You’ll get very different kind of answers, practical responses and even dispositions toward life itself depending on your angle of approach to the question of suffering. It might even be useful to construct a personality typology on the basis of the person’s (or group’s) habitual question to suffering.
Let’s use a list of interrogative pronouns as a compass for taxonomizing angles of approach to our question.
- What? The question of Object/Idea/Action
- When? The question of Time
- Where? The question of Place
- How? The question of Manner
- Why? The question of Reason
- Whose? The question of Possession
- Which? The question of Specific subject
- Whither? The question of Goal
- Whence? The question of Source
I definitely have some strong preferences on which angles of inquiry produce superior questions, answers, responses and life dispositions. For instance asking “who caused my suffering?” tends to lead into resentment and desire for retribution; where “why is there suffering?” or “how should I suffer?” or “how should I approach suffering” leads (or can lead) discover meaning in suffering; and “what causes suffering” leads toward discovering practical strategies for reducing suffering.

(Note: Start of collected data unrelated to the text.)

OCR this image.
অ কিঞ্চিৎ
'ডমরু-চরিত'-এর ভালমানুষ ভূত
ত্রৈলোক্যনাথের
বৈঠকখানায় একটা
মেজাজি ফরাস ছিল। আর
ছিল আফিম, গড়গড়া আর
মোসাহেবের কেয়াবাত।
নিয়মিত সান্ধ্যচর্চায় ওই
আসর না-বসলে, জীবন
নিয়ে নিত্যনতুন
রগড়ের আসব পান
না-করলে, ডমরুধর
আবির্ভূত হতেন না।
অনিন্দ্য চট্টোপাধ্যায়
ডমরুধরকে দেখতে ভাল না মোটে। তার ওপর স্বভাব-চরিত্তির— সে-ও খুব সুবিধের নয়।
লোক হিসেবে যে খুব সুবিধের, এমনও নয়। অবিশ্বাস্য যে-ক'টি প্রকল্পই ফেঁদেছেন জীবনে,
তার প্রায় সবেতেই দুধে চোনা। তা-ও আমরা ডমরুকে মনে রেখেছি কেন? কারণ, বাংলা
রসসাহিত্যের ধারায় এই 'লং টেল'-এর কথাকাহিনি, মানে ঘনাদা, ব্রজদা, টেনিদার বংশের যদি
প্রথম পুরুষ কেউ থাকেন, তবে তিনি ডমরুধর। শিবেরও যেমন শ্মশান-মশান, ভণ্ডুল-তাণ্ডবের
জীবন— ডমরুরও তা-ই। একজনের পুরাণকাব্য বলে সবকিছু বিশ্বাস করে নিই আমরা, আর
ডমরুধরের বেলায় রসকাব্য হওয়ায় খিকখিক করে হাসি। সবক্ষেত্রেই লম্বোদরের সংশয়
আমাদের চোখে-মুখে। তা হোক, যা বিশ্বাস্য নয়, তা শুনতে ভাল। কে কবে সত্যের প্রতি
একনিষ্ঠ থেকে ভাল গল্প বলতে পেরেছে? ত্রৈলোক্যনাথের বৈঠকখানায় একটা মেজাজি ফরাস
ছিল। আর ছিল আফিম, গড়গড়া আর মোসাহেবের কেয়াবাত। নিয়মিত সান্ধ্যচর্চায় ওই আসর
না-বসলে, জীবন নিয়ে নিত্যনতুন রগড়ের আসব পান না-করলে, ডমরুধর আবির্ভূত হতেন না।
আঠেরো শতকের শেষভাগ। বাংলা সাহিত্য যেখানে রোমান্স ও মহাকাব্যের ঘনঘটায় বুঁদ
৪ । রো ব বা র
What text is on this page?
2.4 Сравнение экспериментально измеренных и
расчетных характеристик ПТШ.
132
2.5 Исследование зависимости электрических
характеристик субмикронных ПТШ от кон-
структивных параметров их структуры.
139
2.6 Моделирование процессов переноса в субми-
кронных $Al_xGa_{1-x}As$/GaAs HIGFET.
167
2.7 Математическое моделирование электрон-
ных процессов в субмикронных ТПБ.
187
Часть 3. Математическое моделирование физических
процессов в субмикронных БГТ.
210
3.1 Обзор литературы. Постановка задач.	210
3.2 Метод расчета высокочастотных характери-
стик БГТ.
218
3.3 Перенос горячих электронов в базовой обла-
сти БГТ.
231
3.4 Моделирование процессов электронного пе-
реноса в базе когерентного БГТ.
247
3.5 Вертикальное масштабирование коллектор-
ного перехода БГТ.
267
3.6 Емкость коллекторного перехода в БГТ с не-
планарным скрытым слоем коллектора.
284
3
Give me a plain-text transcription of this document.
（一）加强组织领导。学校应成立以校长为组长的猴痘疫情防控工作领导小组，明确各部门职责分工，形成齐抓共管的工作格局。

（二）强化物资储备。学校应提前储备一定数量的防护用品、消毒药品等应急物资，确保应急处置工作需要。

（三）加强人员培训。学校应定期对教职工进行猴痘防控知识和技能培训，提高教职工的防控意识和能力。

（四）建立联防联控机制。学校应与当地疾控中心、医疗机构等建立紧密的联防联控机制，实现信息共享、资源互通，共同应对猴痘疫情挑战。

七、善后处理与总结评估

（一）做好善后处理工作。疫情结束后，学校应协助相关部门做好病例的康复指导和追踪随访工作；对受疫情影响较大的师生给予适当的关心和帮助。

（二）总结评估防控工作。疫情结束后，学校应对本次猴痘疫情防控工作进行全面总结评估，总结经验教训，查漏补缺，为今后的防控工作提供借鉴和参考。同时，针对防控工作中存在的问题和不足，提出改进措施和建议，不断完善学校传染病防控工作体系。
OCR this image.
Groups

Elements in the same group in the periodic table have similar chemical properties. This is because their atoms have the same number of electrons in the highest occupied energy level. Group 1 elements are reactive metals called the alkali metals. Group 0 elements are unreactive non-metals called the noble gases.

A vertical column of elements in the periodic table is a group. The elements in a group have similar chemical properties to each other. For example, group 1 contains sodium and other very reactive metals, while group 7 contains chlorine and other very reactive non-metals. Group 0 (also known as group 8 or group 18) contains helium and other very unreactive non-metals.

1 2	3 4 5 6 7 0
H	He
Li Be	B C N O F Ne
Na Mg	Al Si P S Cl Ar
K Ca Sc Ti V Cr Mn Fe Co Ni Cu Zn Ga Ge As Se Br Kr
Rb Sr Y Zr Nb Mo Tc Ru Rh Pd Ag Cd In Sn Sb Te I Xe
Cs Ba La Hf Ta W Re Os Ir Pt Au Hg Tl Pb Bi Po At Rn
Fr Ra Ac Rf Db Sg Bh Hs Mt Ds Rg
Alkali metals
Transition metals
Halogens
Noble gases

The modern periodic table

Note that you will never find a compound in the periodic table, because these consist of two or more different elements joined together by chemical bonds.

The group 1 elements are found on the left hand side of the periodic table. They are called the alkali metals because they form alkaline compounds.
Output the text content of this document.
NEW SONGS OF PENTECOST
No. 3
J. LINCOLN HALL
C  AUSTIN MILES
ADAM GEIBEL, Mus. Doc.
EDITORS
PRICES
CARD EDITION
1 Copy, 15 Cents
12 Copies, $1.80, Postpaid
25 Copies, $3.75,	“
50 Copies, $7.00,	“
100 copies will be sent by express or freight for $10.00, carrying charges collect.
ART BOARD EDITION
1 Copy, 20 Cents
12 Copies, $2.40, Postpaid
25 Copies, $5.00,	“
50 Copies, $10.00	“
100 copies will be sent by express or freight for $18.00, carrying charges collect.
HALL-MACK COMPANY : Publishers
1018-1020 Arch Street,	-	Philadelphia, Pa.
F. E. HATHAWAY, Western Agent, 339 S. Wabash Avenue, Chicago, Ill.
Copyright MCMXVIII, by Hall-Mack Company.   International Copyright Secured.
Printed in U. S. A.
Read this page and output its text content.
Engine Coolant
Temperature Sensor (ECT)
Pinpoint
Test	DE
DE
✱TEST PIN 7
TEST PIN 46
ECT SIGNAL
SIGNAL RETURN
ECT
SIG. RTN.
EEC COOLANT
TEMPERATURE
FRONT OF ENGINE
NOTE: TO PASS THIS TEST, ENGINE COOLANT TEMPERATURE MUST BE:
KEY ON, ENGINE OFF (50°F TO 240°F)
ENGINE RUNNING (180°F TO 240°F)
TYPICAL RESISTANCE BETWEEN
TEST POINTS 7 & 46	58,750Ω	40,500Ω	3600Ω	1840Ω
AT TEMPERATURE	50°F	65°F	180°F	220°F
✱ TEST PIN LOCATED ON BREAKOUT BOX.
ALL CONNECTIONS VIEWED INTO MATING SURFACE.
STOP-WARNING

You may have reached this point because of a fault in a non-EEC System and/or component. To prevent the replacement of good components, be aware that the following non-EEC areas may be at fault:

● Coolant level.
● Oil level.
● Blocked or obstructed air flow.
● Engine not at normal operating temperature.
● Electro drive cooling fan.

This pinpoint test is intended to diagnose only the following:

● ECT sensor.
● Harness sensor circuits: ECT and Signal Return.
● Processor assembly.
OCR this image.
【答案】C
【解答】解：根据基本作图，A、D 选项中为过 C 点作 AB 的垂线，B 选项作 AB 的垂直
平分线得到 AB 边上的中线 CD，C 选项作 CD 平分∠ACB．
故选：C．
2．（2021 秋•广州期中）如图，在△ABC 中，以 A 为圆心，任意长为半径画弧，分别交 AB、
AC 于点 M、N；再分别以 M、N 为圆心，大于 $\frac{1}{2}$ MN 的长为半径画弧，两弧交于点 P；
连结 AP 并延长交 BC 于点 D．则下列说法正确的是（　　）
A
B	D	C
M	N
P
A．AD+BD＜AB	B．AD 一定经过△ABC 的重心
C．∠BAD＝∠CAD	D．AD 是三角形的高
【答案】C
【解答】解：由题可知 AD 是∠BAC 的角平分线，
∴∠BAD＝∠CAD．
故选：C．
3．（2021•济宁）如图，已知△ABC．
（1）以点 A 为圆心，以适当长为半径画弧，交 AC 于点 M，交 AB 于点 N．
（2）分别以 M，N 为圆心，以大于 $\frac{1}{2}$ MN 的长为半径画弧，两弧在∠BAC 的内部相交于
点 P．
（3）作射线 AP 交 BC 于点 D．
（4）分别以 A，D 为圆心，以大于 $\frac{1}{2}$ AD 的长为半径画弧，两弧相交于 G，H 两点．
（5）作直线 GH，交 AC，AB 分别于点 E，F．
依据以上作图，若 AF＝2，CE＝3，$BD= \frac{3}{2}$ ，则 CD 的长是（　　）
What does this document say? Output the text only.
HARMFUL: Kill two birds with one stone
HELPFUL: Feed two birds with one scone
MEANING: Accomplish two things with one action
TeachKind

To choose, we must see the choices in the first place, and this means noticing which questions we habitually ask, which questions we to neglect, and most importantly of all, which questions we have never conceived, the questions and possibilities to which we are blind.
This freedom of inquiry might be our very best freedom. All too often we start the answer we want to believe and then ask ourselves and others leading questions that induce that answer. This strategy produces tension between belief and truth, then fear of truth and finally hostility toward reality.
We do not get to choose what we believe. Nor do we get to choose what we disbelieve or doubt, as C. S. Peirce famously observed.
But we can ask whatever questions we are able to conceive. This is not to say that we can ask any question we want as a live question. The experience of asking is part of the answer we receive. If we ask a question and feel no urgency in the asking and no longing to hear the answer, that is itself a kind of answer.
To use an optical analogy (a disgraced but still useful class of analogies): We can choose to look wherever we wish, but we cannot choose what we see. But if we do not see anything we want to see where we look, we can choose to keep looking, and this is the freedom that goes by the name philosophy. This suggests a further question: when can we stop looking? That is a complex moral problem too tangled to go into right now.